The CheapRVLiving forums have a ton of good information on this topic. I’m out and about, so can’t link.

Which taxes. I recall a thread we had some time ago that state income tax is due to the state you earn them in, not automatically the state you reside in. If I live in South Carolina but work in Georgia what state do I owe SIT to?

And not just the license- I don’t think I have to provide proof of residence to register a vehicle but insurance policies require both an address for me and also the location where the vehicle is “principally garaged”. I haven’t been able to find a definition for “principally garaged” in my state, but in another state it was defined as at least six months a year. If I registered and insured an RV in State A because it was going to be located in State A at least six months per year , State A just might decide I qualify as a resident if I have no residence other than that RV ( which remember, I said would be in State A at least six months per year)

Maybe both - if I live in NJ and work in NY , I owe taxes to both states ( although NJ allows a credit for the taxes paid to NY, up to the amount that would have been owed if the income was earned in NJ)

One issue I had was when I took a job in Arizona. One of the security guards at my school (I think a failed cop) reported me to the State for still having my California plates*. I found out

State law requires that you obtain an Arizona vehicle registration and driver license, immediately, if any of the following apply:

  • You work in Arizona (other than for seasonal agricultural work).

Yes that is direct from the Arizona MVD site. Which means you could live in Needles, Calif and work at the ARCO station in Mohave Valley, Ariz and you would be required to register your car and get a drivers license in Arizona. I’m not sure how the dual-registration would work (do you have to display both plates?) but getting an Arizona driver’s license invalidates your California licence … you know, the license from the state you actually reside in.

*It was literally move to Arizona the weekend just before school started. Failed Cop reported me on the first day of school. How do I know it was him? There was video of him in the parking lot behind my car waiting for the police to arrive to cite me.

I believe the general principle is that if you do work in a state where you are not domiciled, that state may tax income earned while working in that state; whereas your state of domicile can tax all income wherever earned, but giving credit for other states’ taxes to avoid double taxation.

Domiciled in NJ which has a lower tax rate, you’ll end up paying the higher NY rate on the income earned in NY, the lower NJ rate on the income earned in NJ. If you were domiciled in NY, you’d end up paying the higher NY rate on everything.

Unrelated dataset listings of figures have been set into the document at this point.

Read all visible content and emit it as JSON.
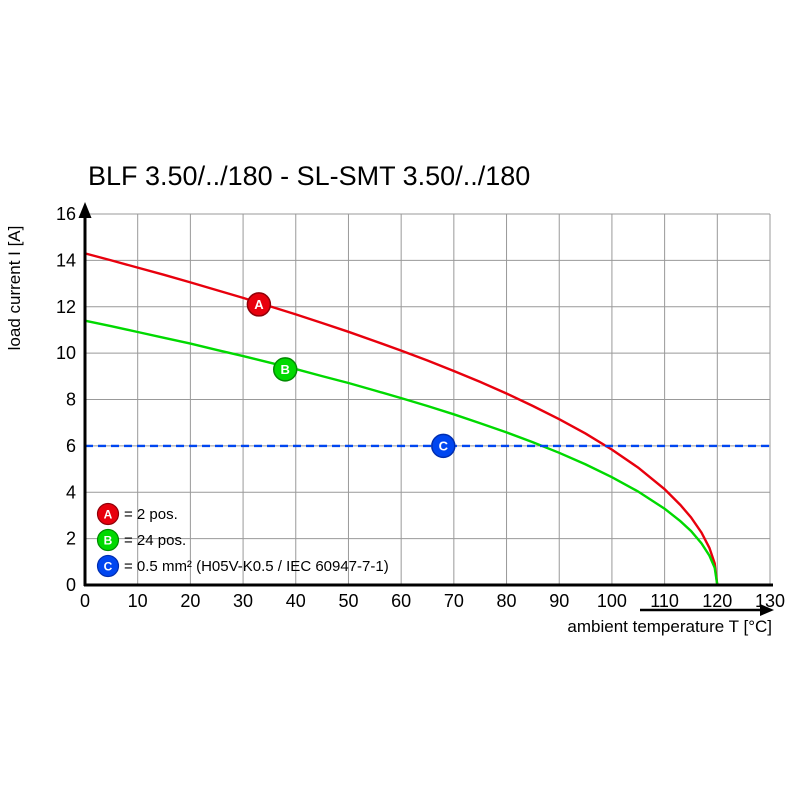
{
  "title": "BLF 3.50/../180 - SL-SMT 3.50/../180",
  "chart_data": {
    "type": "line",
    "title": "BLF 3.50/../180 - SL-SMT 3.50/../180",
    "xlabel": "ambient temperature T [°C]",
    "ylabel": "load current I [A]",
    "xlim": [
      0,
      130
    ],
    "ylim": [
      0,
      16
    ],
    "x_ticks": [
      0,
      10,
      20,
      30,
      40,
      50,
      60,
      70,
      80,
      90,
      100,
      110,
      120,
      130
    ],
    "y_ticks": [
      0,
      2,
      4,
      6,
      8,
      10,
      12,
      14,
      16
    ],
    "grid": true,
    "grid_color": "#999999",
    "axis_color": "#000000",
    "legend_position": "inside-bottom-left",
    "series": [
      {
        "id": "A",
        "legend": "= 2 pos.",
        "color": "#e8000d",
        "marker_edge": "#8f0008",
        "dashed": false,
        "marker_at": [
          33,
          12.1
        ],
        "points": [
          [
            0,
            14.3
          ],
          [
            5,
            14.0
          ],
          [
            10,
            13.69
          ],
          [
            15,
            13.38
          ],
          [
            20,
            13.05
          ],
          [
            25,
            12.72
          ],
          [
            30,
            12.38
          ],
          [
            35,
            12.03
          ],
          [
            40,
            11.67
          ],
          [
            45,
            11.3
          ],
          [
            50,
            10.92
          ],
          [
            55,
            10.52
          ],
          [
            60,
            10.11
          ],
          [
            65,
            9.68
          ],
          [
            70,
            9.23
          ],
          [
            75,
            8.76
          ],
          [
            80,
            8.26
          ],
          [
            85,
            7.72
          ],
          [
            90,
            7.15
          ],
          [
            95,
            6.53
          ],
          [
            100,
            5.84
          ],
          [
            105,
            5.06
          ],
          [
            110,
            4.13
          ],
          [
            113,
            3.45
          ],
          [
            115,
            2.92
          ],
          [
            117,
            2.26
          ],
          [
            118.5,
            1.6
          ],
          [
            119.5,
            0.93
          ],
          [
            120,
            0
          ]
        ]
      },
      {
        "id": "B",
        "legend": "= 24 pos.",
        "color": "#00d900",
        "marker_edge": "#008a00",
        "dashed": false,
        "marker_at": [
          38,
          9.3
        ],
        "points": [
          [
            0,
            11.4
          ],
          [
            5,
            11.16
          ],
          [
            10,
            10.91
          ],
          [
            15,
            10.66
          ],
          [
            20,
            10.41
          ],
          [
            25,
            10.14
          ],
          [
            30,
            9.87
          ],
          [
            35,
            9.59
          ],
          [
            40,
            9.31
          ],
          [
            45,
            9.01
          ],
          [
            50,
            8.71
          ],
          [
            55,
            8.39
          ],
          [
            60,
            8.06
          ],
          [
            65,
            7.72
          ],
          [
            70,
            7.36
          ],
          [
            75,
            6.98
          ],
          [
            80,
            6.58
          ],
          [
            85,
            6.16
          ],
          [
            90,
            5.7
          ],
          [
            95,
            5.2
          ],
          [
            100,
            4.65
          ],
          [
            105,
            4.03
          ],
          [
            110,
            3.29
          ],
          [
            113,
            2.75
          ],
          [
            115,
            2.33
          ],
          [
            117,
            1.8
          ],
          [
            118.5,
            1.27
          ],
          [
            119.5,
            0.74
          ],
          [
            120,
            0
          ]
        ]
      },
      {
        "id": "C",
        "legend": "= 0.5 mm² (H05V-K0.5 / IEC 60947-7-1)",
        "color": "#0046f0",
        "marker_edge": "#002db0",
        "dashed": true,
        "marker_at": [
          68,
          6
        ],
        "points": [
          [
            0,
            6
          ],
          [
            130,
            6
          ]
        ]
      }
    ]
  }
}
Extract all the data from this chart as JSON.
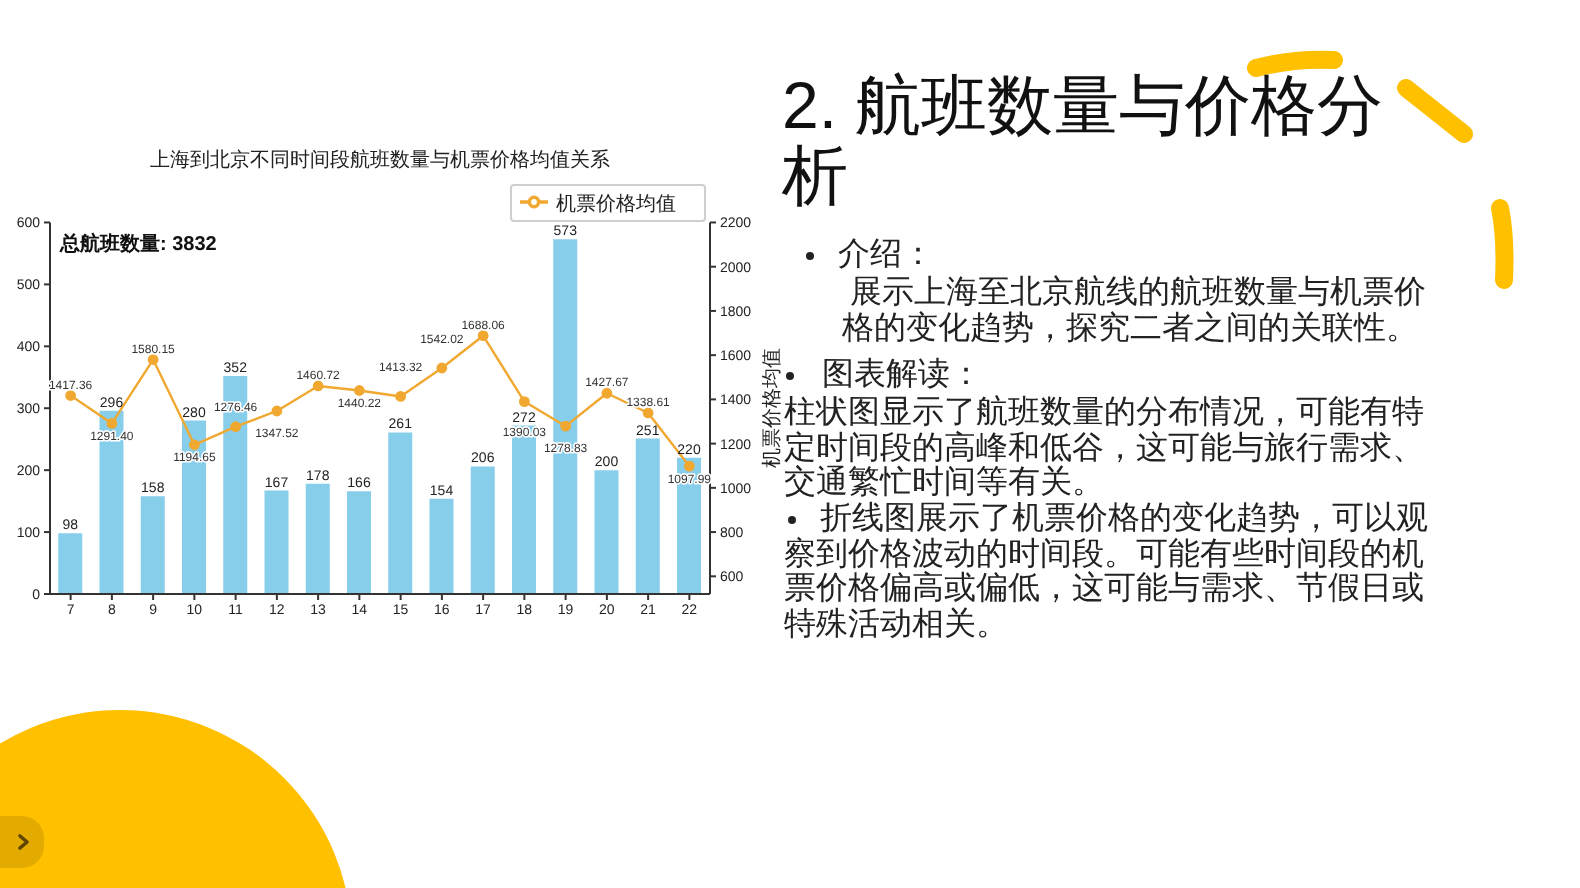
{
  "chart_data": {
    "type": "bar",
    "title": "上海到北京不同时间段航班数量与机票价格均值关系",
    "y2label": "机票价格均值",
    "annotations": [
      "总航班数量: 3832",
      "2. 航班数量与价格分析",
      "介绍：",
      "展示上海至北京航线的航班数量与机票价格的变化趋势，探究二者之间的关联性。",
      "图表解读：",
      "柱状图显示了航班数量的分布情况，可能有特定时间段的高峰和低谷，这可能与旅行需求、交通繁忙时间等有关。",
      "折线图展示了机票价格的变化趋势，可以观察到价格波动的时间段。可能有些时间段的机票价格偏高或偏低，这可能与需求、节假日或特殊活动相关。"
    ],
    "categories": [
      "7",
      "8",
      "9",
      "10",
      "11",
      "12",
      "13",
      "14",
      "15",
      "16",
      "17",
      "18",
      "19",
      "20",
      "21",
      "22"
    ],
    "series": [
      {
        "color": "#87ceeb",
        "values": [
          98,
          296,
          158,
          280,
          352,
          167,
          178,
          166,
          261,
          154,
          206,
          272,
          573,
          200,
          251,
          220
        ],
        "value_labels": [
          "98",
          "296",
          "158",
          "280",
          "352",
          "167",
          "178",
          "166",
          "261",
          "154",
          "206",
          "272",
          "573",
          "200",
          "251",
          "220"
        ]
      },
      {
        "type": "line",
        "name": "机票价格均值",
        "color": "#f0a830",
        "axis": "y2",
        "values": [
          1417.36,
          1291.4,
          1580.15,
          1194.65,
          1276.46,
          1347.52,
          1460.72,
          1440.22,
          1413.32,
          1542.02,
          1688.06,
          1390.03,
          1278.83,
          1427.67,
          1338.61,
          1097.99
        ],
        "value_labels": [
          "1417.36",
          "1291.40",
          "1580.15",
          "1194.65",
          "1276.46",
          "1347.52",
          "1460.72",
          "1440.22",
          "1413.32",
          "1542.02",
          "1688.06",
          "1390.03",
          "1278.83",
          "1427.67",
          "1338.61",
          "1097.99"
        ]
      }
    ],
    "ylim": [
      0,
      600
    ],
    "yticks": [
      0,
      100,
      200,
      300,
      400,
      500,
      600
    ],
    "y2lim": [
      520,
      2200
    ],
    "y2ticks": [
      600,
      800,
      1000,
      1200,
      1400,
      1600,
      1800,
      2000,
      2200
    ],
    "legend": "top right",
    "marker": "circle"
  }
}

That’s from a page that starts out

Hello and Welcome to Arizona,
For many of you, one of the first items on your to do list as you get settled into our great state will be to obtain an Arizona Driver License and title and register your vehicles.

It’s clearly addressed to people who have just moved to Arizona ( as you had) and not people who live in California and work in Arizona. There might be some law that requires what you say , but this page is about when people living in Arizona must change licenses ( for example, students from out-of-state don’t have to even if they work , and people who live in Arizona less than 7 months in a calendar year don’t have to unless they work, register kids in school without paying nonresident tuition rates)

( The security guard was definitely an asshole, though. He works for the school, he surely knew people had just moved right before classes started. )

Wait, so if someone attends a work conference in another state, or pulls out their laptop at the hotel every night for a week, they owe that state a week’s worth of income taxes? :thinking: That doesn’t seem right either. How do truckers handle it? Surely there has to be some establishment of residency or domicile before you start getting taxed, not just the act of working temporarily?

The internet makes tax codes seem so antiquated. Funding government based on where employees are working any given day?